Reader questions school goals, rewards
To the editor:
I’m writing in response to an article in your March 6, 2014, edition of the West Side Leader entitled, “Woodridge Intermediate principal puckers up for pigs.”
In glancing, I didn’t think that an article about a teacher kissing a pig was really worthy of reading. But I did. And I am still in shock. Not about kissing the pig, but about the bizarre program initiated by the Woodridge Intermediate School which resulted in this action.
In an effort to improve student behavior, monthly “goals” have been established. It is considered “good” if they experience “no more than 10 reports of bullying incidents; no more than 20 referrals to the office; no more than 10 busing referrals and no more than 300 referrals for incomplete homework assignments.” Seriously? This is good?

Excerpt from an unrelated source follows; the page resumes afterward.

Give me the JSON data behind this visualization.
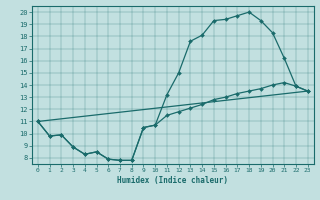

As a “reward” for meeting these goals, the students win the opportunity to watch the Intermediate principal do or have done to her something humiliating. Well, there was one mention of something more innocuous wherein the children were able to watch a movie … but kissing a pig, rapping to Vanilla Ice on Facebook, and the upcoming promise in March that students may have the opportunity to “duct tape” their principal to a wall (oh, what fun!) are the incentives offered to bribe proper behavior.
In the “old days” students behaved because they respected their educators. How can this woman be perceived as any kind of credible mentor when she exhibits so little self-respect?
What astounds me most is that apparently the parents of Woodridge students think this is all just fine.